Rift Protocol – Scarcity City Story Arc
Neon cuts the sky in Lithium City, swallowing dark alleys and glass towers. Deep under these colors is Haze, 17, with silver hair hacked short like broken wires. Haze is not what you’d call a normal guy. He’s a ghost hacker. Think years of memories, still crispy bright, eaten by lost code. What would push you to fight if you only half-remembered your own dreams?
Tonight, the city throbs. Some new hack called the “Cascade Whisper” is making gangs and syndicates bleed. It wipes digital trails, skins faces off CCTV, lets you vanish in tech that shouldn’t exist. Haze didn’t make it — but it acts like he did.
His crew includes Mae, who rebuilt her own lungs with nano-tape, and sets up meet spots in trash dump parking lots at 2 a.m. Razor spins drone wheels for deals, hands quick, talk quicker. It’s not pure trust, but for Lithium City, it’s family.

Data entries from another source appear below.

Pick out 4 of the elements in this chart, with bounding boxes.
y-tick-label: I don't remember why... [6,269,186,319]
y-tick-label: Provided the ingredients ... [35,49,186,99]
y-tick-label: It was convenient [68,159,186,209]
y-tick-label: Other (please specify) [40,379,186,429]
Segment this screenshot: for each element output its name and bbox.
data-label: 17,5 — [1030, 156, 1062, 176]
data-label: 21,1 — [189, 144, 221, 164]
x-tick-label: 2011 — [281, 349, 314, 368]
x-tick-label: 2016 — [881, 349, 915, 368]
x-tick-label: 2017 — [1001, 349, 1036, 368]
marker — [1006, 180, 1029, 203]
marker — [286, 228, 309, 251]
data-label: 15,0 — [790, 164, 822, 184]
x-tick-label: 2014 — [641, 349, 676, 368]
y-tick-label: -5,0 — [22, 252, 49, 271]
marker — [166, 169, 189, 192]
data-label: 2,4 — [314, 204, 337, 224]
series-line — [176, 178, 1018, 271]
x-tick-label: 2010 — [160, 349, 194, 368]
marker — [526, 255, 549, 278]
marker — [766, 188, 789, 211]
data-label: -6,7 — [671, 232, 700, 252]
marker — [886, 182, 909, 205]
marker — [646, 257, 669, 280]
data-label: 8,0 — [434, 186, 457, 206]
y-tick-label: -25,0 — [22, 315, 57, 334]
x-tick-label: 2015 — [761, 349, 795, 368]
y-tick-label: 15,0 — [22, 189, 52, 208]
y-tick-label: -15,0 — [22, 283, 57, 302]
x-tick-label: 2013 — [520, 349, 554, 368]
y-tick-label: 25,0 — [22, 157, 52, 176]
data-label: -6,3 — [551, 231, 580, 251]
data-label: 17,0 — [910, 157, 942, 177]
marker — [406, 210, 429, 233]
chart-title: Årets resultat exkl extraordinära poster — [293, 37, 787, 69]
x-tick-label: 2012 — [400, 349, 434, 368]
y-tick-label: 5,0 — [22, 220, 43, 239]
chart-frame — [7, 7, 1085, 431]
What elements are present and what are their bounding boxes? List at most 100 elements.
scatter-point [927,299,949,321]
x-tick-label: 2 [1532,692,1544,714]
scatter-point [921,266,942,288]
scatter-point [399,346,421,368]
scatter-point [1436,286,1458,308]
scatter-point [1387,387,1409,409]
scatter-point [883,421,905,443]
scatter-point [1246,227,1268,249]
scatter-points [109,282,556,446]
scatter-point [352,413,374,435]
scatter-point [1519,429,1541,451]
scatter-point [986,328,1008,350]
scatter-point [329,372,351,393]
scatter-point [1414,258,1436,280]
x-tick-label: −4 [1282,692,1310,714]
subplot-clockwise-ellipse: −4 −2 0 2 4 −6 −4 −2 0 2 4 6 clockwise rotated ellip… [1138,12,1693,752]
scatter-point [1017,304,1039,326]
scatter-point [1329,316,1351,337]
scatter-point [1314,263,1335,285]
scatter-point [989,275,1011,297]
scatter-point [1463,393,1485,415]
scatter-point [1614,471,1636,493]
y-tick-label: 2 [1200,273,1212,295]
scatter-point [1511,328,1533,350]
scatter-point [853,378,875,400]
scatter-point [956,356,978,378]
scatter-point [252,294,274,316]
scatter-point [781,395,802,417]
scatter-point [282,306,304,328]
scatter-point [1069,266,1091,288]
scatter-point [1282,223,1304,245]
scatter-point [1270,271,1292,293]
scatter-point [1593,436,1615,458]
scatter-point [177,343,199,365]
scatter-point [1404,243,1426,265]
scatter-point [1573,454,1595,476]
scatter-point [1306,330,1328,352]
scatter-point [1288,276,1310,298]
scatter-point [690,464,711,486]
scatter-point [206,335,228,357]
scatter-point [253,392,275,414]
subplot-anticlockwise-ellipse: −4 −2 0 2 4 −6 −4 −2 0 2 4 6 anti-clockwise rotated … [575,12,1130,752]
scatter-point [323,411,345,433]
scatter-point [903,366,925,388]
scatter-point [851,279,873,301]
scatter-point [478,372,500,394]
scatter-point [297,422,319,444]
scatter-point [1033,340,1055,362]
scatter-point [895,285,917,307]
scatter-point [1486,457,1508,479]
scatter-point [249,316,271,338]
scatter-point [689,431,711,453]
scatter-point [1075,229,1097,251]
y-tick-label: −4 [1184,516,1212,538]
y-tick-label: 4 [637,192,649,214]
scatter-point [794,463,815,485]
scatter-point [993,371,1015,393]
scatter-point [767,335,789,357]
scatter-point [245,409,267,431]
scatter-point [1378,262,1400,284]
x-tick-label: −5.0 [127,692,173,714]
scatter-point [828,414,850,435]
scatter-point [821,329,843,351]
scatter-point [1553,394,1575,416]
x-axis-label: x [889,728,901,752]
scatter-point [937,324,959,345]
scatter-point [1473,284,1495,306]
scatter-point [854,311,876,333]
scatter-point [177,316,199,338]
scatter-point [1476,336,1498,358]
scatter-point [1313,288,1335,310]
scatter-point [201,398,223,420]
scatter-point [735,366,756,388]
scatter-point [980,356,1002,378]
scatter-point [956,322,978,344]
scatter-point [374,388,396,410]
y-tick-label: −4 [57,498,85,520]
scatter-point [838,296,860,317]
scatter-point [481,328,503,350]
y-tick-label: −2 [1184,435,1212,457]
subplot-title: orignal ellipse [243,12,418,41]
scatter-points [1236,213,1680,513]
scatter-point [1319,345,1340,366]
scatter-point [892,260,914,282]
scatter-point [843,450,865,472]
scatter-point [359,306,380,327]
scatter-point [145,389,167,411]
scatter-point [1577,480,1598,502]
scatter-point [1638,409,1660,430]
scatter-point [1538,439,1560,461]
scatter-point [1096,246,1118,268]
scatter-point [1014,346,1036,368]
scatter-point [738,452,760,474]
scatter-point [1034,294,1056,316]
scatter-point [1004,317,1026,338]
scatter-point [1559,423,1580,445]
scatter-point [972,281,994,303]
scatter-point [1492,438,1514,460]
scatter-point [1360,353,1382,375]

What’s their goal? Haze wants his gaps filled in. Until then, it’s side jobs, code grab, food holes, not getting shot, and making sure his little sister Sky can stay in her hundred-story school. Tonight, everything feels tense, like rain waiting.
Gangs track Haze, thinking he’s the Cascade Whisper on two legs. His hand shakes while the comm buzzes. Mae’s voice floats from the other end: “Word landed. Aurora Syndicate has you pegged — forty K creddies, alive, or close.” Razor adds: “Hope you ran your dead-drop, or you’re fried.” Haze huffs out before moving. He won’t show how hard he feels the flame under his skin.
Why do cities love to hunt?
Here comes the kicker: Haze learns the hack _is_ built using code from his old repo — digital crumbs and signed numbers. The line to his past still burns out there, but using the hack means others die. Syndicates, cops, antifa, all chasing one nametag: Haze Zevon, Echo Drive code artist, 2810-X. Try sleeping with that stuck in your head.
They corner Haze and his team in an old fuel silo near the docks. Gunmen, spotlights, crackle pops behind. “Who double-crossed me?” Haze spits as Razor grips a drone stick. Mae smells data. She slices net access for static. A pale blue glimmer lines Haze’s wrist terminal. Do you think you’d toggle your own erasure, if your only escape was off-script?

It goes wrong in seconds. Mae screams — tracer burns slant over barrels. Razor’s drone, racked with det cord, pops a hole in the south silo. Half rain, half flame. Haze has seconds. With tech in hand, memory zapping sharp and blank, he opens the Cascade Whisper on their system. Waves out and past fire.
Bodies fall. Some vanish. Haze pulls the others, breathless, down to the water’s chops out back. Flying cars hover above pink-lit waves. The hack goes wild on infra, downtown birds going black, IDs rotting, ghosts everywhere. “I’m not your ghost,” Haze bites out. He can’t even mean it.
Mae coughs, broken voice: “They know you now. City does, too.” Blackwater boots stomp at the bridge.
Haze tells her, “We’ll break the loop, or burn in it. Just choose — code disappears or our names do. It’s our spin.” But his hand’s shaking worse. Sky is out there, alone right now. While Credits and death swarm to closing odds, Mae flicks a fix into Haze’s pocket: his lost key, worn, with three hex numbers scrawled on masking tape. “No more forgetting,” she mutters.

Haze turns, hack loaded, heart stutter-racing, mask falling apart. The door behind snaps open — shadow stands there, gun gleaming blue. Curtain cut. Who would you trust?